Comment 5 for bug 374807

Revision history for this message
Dmitry (rusdmitry) wrote :

This is not surprising since 'grep' is a standard POSIX utility. It uses POSIX locales (http://pubs.opengroup.org/onlinepubs/9699919799/utilities/grep.html#tag_20_55_08). So if you read the POSIX standard carefully, then you are going to find out the following: UTF-16 and UTF-32 cannot be supported in POSIX locales because these encoding forms imply using 2-byte and 4-byte code-units respectively making the encoding of '/' and '.' nonconforming.
Quoting http://pubs.opengroup.org/onlinepubs/9699919799/basedefs/V1_chap06.html:

"Conforming implementations shall support one or more coded character sets. Each supported locale shall include the portable character set, which is the set of symbolic names for characters in Portable Character Set.

...
POSIX.1-2008 places only the following requirements on the encoded values of the characters in the portable character set:

...

The encoded values associated with <slash> and <period> shall be invariant across all locales supported by the implementation.

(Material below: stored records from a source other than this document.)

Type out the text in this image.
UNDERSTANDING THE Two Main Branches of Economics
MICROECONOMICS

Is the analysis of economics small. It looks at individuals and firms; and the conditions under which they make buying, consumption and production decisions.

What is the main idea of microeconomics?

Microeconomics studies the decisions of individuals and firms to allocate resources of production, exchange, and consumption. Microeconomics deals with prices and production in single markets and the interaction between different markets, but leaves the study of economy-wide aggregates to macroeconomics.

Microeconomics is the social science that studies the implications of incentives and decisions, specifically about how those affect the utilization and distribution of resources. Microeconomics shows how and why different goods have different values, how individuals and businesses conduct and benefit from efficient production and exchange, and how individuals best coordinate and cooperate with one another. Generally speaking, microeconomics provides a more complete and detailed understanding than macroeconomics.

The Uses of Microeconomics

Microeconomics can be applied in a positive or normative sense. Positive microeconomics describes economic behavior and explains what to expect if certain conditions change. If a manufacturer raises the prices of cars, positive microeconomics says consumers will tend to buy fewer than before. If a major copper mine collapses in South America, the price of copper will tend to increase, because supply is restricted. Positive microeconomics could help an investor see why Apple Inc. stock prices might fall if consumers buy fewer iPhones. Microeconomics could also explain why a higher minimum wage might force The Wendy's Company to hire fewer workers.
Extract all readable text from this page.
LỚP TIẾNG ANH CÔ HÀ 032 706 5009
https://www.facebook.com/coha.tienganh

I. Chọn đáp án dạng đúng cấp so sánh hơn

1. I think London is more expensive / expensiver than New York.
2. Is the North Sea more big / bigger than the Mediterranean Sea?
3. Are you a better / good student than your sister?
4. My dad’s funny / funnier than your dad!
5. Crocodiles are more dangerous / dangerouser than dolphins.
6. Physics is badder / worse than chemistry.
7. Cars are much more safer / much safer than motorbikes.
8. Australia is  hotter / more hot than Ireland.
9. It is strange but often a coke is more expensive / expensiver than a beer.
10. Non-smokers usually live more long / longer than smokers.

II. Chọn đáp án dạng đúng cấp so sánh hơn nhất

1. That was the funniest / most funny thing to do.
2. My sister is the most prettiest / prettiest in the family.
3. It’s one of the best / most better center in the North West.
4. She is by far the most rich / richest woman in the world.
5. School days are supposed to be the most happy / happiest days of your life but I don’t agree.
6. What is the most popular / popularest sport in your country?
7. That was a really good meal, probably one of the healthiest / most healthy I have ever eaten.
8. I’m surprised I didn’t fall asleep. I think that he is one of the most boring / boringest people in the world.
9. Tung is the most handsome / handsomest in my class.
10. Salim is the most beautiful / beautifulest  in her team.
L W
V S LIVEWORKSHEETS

The encoded values associated with the members of the portable character set are each represented in a single byte. Moreover, if the value is stored in an object of C-language type char, it is guaranteed to be positive (except the NUL, which is always zero)."

Another issue is that sizeof(wchar_t) is implementation defined. My tests on Ubuntu show that sizeof(wchar_t) returns 4 (bytes) and you need some other data type to store UTF-16 code units in a portable way.

I would say that this should not be fixed: you should use iconv in a pipeline to do the appropriate grepping with UTF-8 (though this might be resource-intensive for large XML files).